Sandy Brook: the hurt in our global village

I felt that I needed to post something about the horrible events yesterday (14th December) in Newport, Connecticut. I am aware that this post will be one of so very many others reflecting on the shootings of children and adults at an Elementary School.

I first heard about it on Twitter and then, like so many in our increasingly very small global village, I followed developments through the Twitter stream and on my Timeline on Facebook.

Being an ex-teacher  I have many contacts with teachers of whom the vast majority are in the U.S.A. Many of these people are my friends on Facebook and therefore I followed this tragedy about a school by reading the instant reactions of people, like myself, who have spent their working life inside of a school and whose main motivation in life has always been to give the children in their charge the best education that they could.
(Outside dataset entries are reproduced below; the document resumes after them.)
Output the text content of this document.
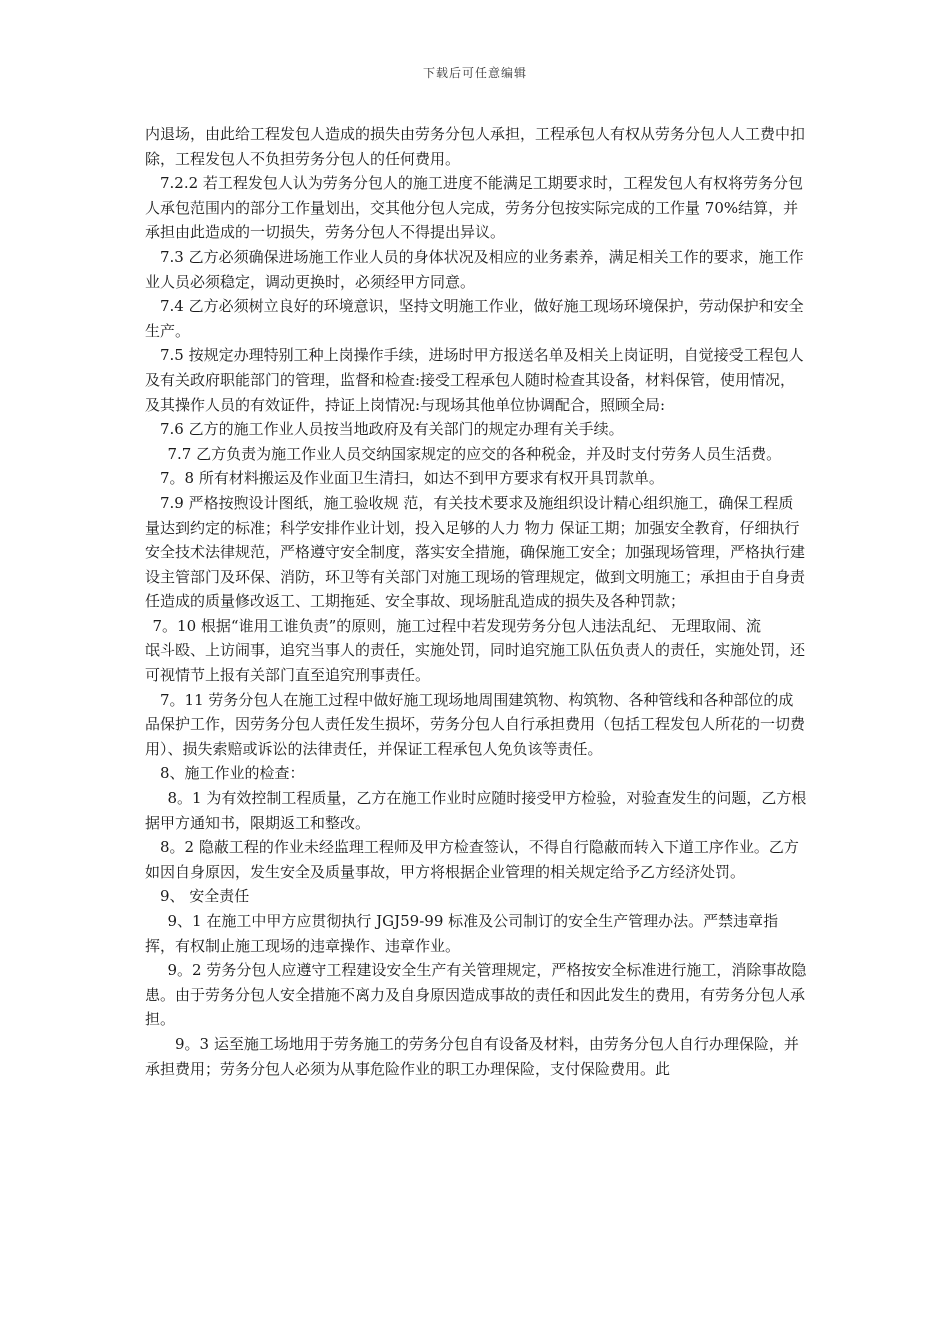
下载后可任意编辑

内退场，由此给工程发包人造成的损失由劳务分包人承担，工程承包人有权从劳务分包人人工费中扣除，工程发包人不负担劳务分包人的任何费用。

7.2.2 若工程发包人认为劳务分包人的施工进度不能满足工期要求时，工程发包人有权将劳务分包人承包范围内的部分工作量划出，交其他分包人完成，劳务分包按实际完成的工作量 70%结算，并承担由此造成的一切损失，劳务分包人不得提出异议。

7.3 乙方必须确保进场施工作业人员的身体状况及相应的业务素养，满足相关工作的要求，施工作业人员必须稳定，调动更换时，必须经甲方同意。

7.4 乙方必须树立良好的环境意识，坚持文明施工作业，做好施工现场环境保护，劳动保护和安全生产。

7.5 按规定办理特别工种上岗操作手续，进场时甲方报送名单及相关上岗证明，自觉接受工程包人及有关政府职能部门的管理，监督和检查:接受工程承包人随时检查其设备，材料保管，使用情况，及其操作人员的有效证件，持证上岗情况:与现场其他单位协调配合，照顾全局:

7.6 乙方的施工作业人员按当地政府及有关部门的规定办理有关手续。

7.7 乙方负责为施工作业人员交纳国家规定的应交的各种税金，并及时支付劳务人员生活费。

7。8 所有材料搬运及作业面卫生清扫，如达不到甲方要求有权开具罚款单。

7.9 严格按煦设计图纸，施工验收规 范，有关技术要求及施组织设计精心组织施工，确保工程质量达到约定的标准；科学安排作业计划，投入足够的人力 物力 保证工期；加强安全教育，仔细执行安全技术法律规范，严格遵守安全制度，落实安全措施，确保施工安全；加强现场管理，严格执行建设主管部门及环保、消防，环卫等有关部门对施工现场的管理规定，做到文明施工；承担由于自身责任造成的质量修改返工、工期拖延、安全事故、现场脏乱造成的损失及各种罚款；

7。10 根据“谁用工谁负责”的原则，施工过程中若发现劳务分包人违法乱纪、 无理取闹、流

氓斗殴、上访闹事，追究当事人的责任，实施处罚，同时追究施工队伍负责人的责任，实施处罚，还可视情节上报有关部门直至追究刑事责任。

7。11 劳务分包人在施工过程中做好施工现场地周围建筑物、构筑物、各种管线和各种部位的成品保护工作，因劳务分包人责任发生损坏，劳务分包人自行承担费用（包括工程发包人所花的一切费用）、损失索赔或诉讼的法律责任，并保证工程承包人免负该等责任。

8、施工作业的检查：

8。1 为有效控制工程质量，乙方在施工作业时应随时接受甲方检验，对验查发生的问题，乙方根据甲方通知书，限期返工和整改。

8。2 隐蔽工程的作业未经监理工程师及甲方检查签认，不得自行隐蔽而转入下道工序作业。乙方如因自身原因，发生安全及质量事故，甲方将根据企业管理的相关规定给予乙方经济处罚。

9、 安全责任

9、1 在施工中甲方应贯彻执行 JGJ59-99 标准及公司制订的安全生产管理办法。严禁违章指挥，有权制止施工现场的违章操作、违章作业。

9。2 劳务分包人应遵守工程建设安全生产有关管理规定，严格按安全标准进行施工，消除事故隐患。由于劳务分包人安全措施不离力及自身原因造成事故的责任和因此发生的费用，有劳务分包人承担。

9。3 运至施工场地用于劳务施工的劳务分包自有设备及材料，由劳务分包人自行办理保险，并承担费用；劳务分包人必须为从事危险作业的职工办理保险，支付保险费用。此
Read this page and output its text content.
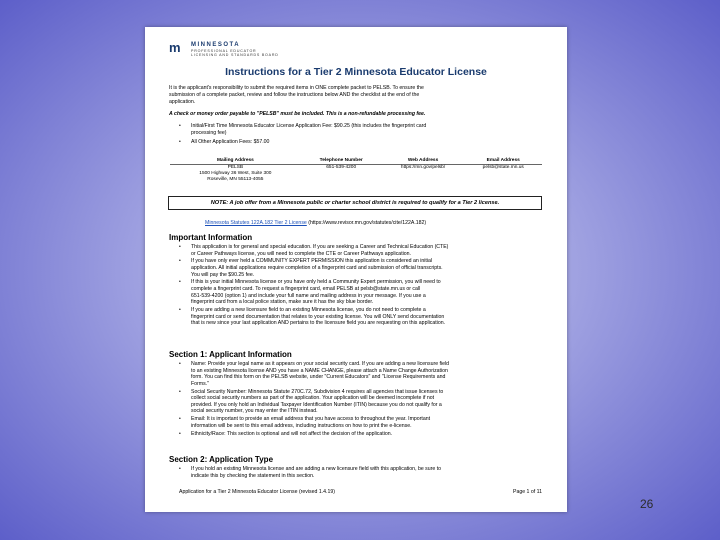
m MINNESOTA
PROFESSIONAL EDUCATOR
LICENSING AND STANDARDS BOARD
Instructions for a Tier 2 Minnesota Educator License
It is the applicant's responsibility to submit the required items in ONE complete packet to PELSB. To ensure the
submission of a complete packet, review and follow the instructions below AND the checklist at the end of the
application.
A check or money order payable to "PELSB" must be included. This is a non-refundable processing fee.
• Initial/First Time Minnesota Educator License Application Fee: $90.25 (this includes the fingerprint card
processing fee)
• All Other Application Fees: $57.00
Mailing Address	Telephone Number	Web Address	Email Address

PELSB
1500 Highway 36 West, Suite 300
Roseville, MN 55113-4055	651-539-4200	https://mn.gov/pelsb/	pelsb@state.mn.us
NOTE: A job offer from a Minnesota public or charter school district is required to qualify for a Tier 2 license.
Minnesota Statutes 122A.182 Tier 2 License (https://www.revisor.mn.gov/statutes/cite/122A.182)
Important Information
• This application is for general and special education. If you are seeking a Career and Technical Education (CTE)
or Career Pathways license, you will need to complete the CTE or Career Pathways application.
• If you have only ever held a COMMUNITY EXPERT PERMISSION this application is considered an initial
application. All initial applications require completion of a fingerprint card and submission of official transcripts.
You will pay the $90.25 fee.
• If this is your initial Minnesota license or you have only held a Community Expert permission, you will need to
complete a fingerprint card. To request a fingerprint card, email PELSB at pelsb@state.mn.us or call
651-539-4200 (option 1) and include your full name and mailing address in your message. If you use a
fingerprint card from a local police station, make sure it has the sky blue border.
• If you are adding a new licensure field to an existing Minnesota license, you do not need to complete a
fingerprint card or send documentation that relates to your existing license. You will ONLY send documentation
that is new since your last application AND pertains to the licensure field you are requesting on this application.
Section 1: Applicant Information
• Name: Provide your legal name as it appears on your social security card. If you are adding a new licensure field
to an existing Minnesota license AND you have a NAME CHANGE, please attach a Name Change Authorization
form. You can find this form on the PELSB website, under "Current Educators" and "License Requirements and
Forms."
• Social Security Number: Minnesota Statute 270C.72, Subdivision 4 requires all agencies that issue licenses to
collect social security numbers as part of the application. Your application will be deemed incomplete if not
provided. If you only hold an Individual Taxpayer Identification Number (ITIN) because you do not qualify for a
social security number, you may enter the ITIN instead.
• Email: It is important to provide an email address that you have access to throughout the year. Important
information will be sent to this email address, including instructions on how to print the e-license.
• Ethnicity/Race: This section is optional and will not affect the decision of the application.
Section 2: Application Type
• If you hold an existing Minnesota license and are adding a new licensure field with this application, be sure to
indicate this by checking the statement in this section.
Application for a Tier 2 Minnesota Educator License (revised 1.4.19)	Page 1 of 11
26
There were almost instant discussions about absence of gun control, of the pain that they felt for the parents and their colleagues at the school. There was a feeling that all the usual moans about the iniquities of the current obsession with testing should be halted as this was a time for reflection, for prayer (for those who believe), for asking questions about the safety of the children in all schools everywhere and how difficult this is in reality as one cannot organise for a raging madman with three guns who attacks indiscriminately and with no warning!

There was hurt in our global village and the shooting that happened so many miles away at the other side of an Ocean (for me) felt as if it had happened just around the corner. It just showed me, as if I didn’t already know, that we now do inhabit a very large village in a threatened world. Any event that happens in one part of the village, like shootings in a square in Cairo, or the rescue of miners from deep down a mine shaft in Chile feel very real to us and we feel intently the suffering, the hope, the joy and the despair.

I have cried, like so many others in our village, for the lost lives of those children yesterday who happened to be in the wrong place when a gunman appeared. Our village is hurting, there will be no real words of solace to those who have lost their loved ones but at least they know we are here.